Sebuah ilustrasi diatas membuat kita jadi bertanya kenapa Bank bisa berlaku sekejam itu?kira-kira apa sih motivasinya hingga bank bisa berlaku tidak manusiawi? Jawabannya tentu saja semua karena bunga, ini bukan sekedar bunga mawar atau bunga melati yang indah bentuknya dan harumnya baunya itu lho..melainkan bunga bank yang merupakan prosentase kelebihan dari pinjaman yang telah ditetapkan pada awal kesepakatan proses pinjam meminjam uang di bank.

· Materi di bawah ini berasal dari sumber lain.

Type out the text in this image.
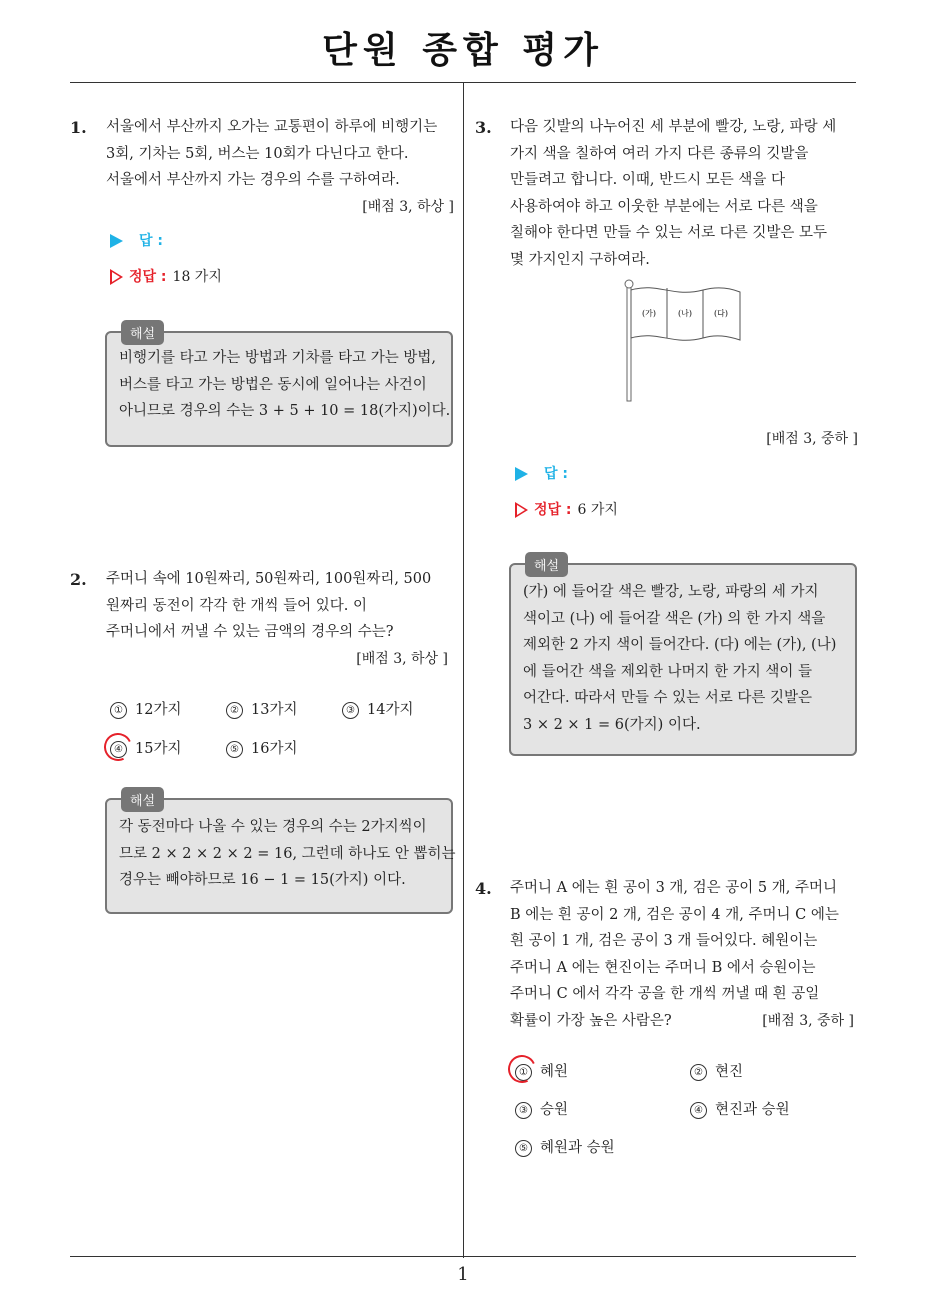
단원 종합 평가
1
1. 서울에서 부산까지 오가는 교통편이 하루에 비행기는
3회, 기차는 5회, 버스는 10회가 다닌다고 한다.
서울에서 부산까지 가는 경우의 수를 구하여라.
[배점 3, 하상 ]
답 :
정답 : 18 가지
해설
비행기를 타고 가는 방법과 기차를 타고 가는 방법,
버스를 타고 가는 방법은 동시에 일어나는 사건이
아니므로 경우의 수는 3 + 5 + 10 = 18(가지)이다.
2. 주머니 속에 10원짜리, 50원짜리, 100원짜리, 500
원짜리 동전이 각각 한 개씩 들어 있다. 이
주머니에서 꺼낼 수 있는 금액의 경우의 수는?
[배점 3, 하상 ]
① 12가지	② 13가지	③ 14가지
④ 15가지	⑤ 16가지
해설
각 동전마다 나올 수 있는 경우의 수는 2가지씩이
므로 2 × 2 × 2 × 2 = 16, 그런데 하나도 안 뽑히는
경우는 빼야하므로 16 − 1 = 15(가지) 이다.
3. 다음 깃발의 나누어진 세 부분에 빨강, 노랑, 파랑 세
가지 색을 칠하여 여러 가지 다른 종류의 깃발을
만들려고 합니다. 이때, 반드시 모든 색을 다
사용하여야 하고 이웃한 부분에는 서로 다른 색을
칠해야 한다면 만들 수 있는 서로 다른 깃발은 모두
몇 가지인지 구하여라.
(가)	(나)	(다)
[배점 3, 중하 ]
답 :
정답 : 6 가지
해설
(가) 에 들어갈 색은 빨강, 노랑, 파랑의 세 가지
색이고 (나) 에 들어갈 색은 (가) 의 한 가지 색을
제외한 2 가지 색이 들어간다. (다) 에는 (가), (나)
에 들어간 색을 제외한 나머지 한 가지 색이 들
어간다. 따라서 만들 수 있는 서로 다른 깃발은
3 × 2 × 1 = 6(가지) 이다.
4. 주머니 A 에는 흰 공이 3 개, 검은 공이 5 개, 주머니
B 에는 흰 공이 2 개, 검은 공이 4 개, 주머니 C 에는
흰 공이 1 개, 검은 공이 3 개 들어있다. 혜원이는
주머니 A 에는 현진이는 주머니 B 에서 승원이는
주머니 C 에서 각각 공을 한 개씩 꺼낼 때 흰 공일
확률이 가장 높은 사람은?	[배점 3, 중하 ]
① 혜원	② 현진
③ 승원	④ 현진과 승원
⑤ 혜원과 승원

Dalam Islam bunga bank itu sama dengan riba. Karena dalam bunga bank ada penambahan yang diambil tanpa adanya satu transaksi pengganti atau penyeimbang yang dibenarkan syariah. Perhitungan bunga bank dilakukan tanpa memperhitungkan resiko yang berada diluar kekuasaan manusia seperti musibah yang dialami Pak Budi dalam ilustrasi diatas, sehingga hal inilah yang kemudian memunculkan ketidakadilan dan ketidakbenaran karena belum tampak hasil dari sebuah usaha, apakah untung atau rugi tapi sudah ada ketetapan penambahan uang bagi pihak kreditur. Praktek semacam ini sangat jelas bisa dilihat di Bank Konvensional. 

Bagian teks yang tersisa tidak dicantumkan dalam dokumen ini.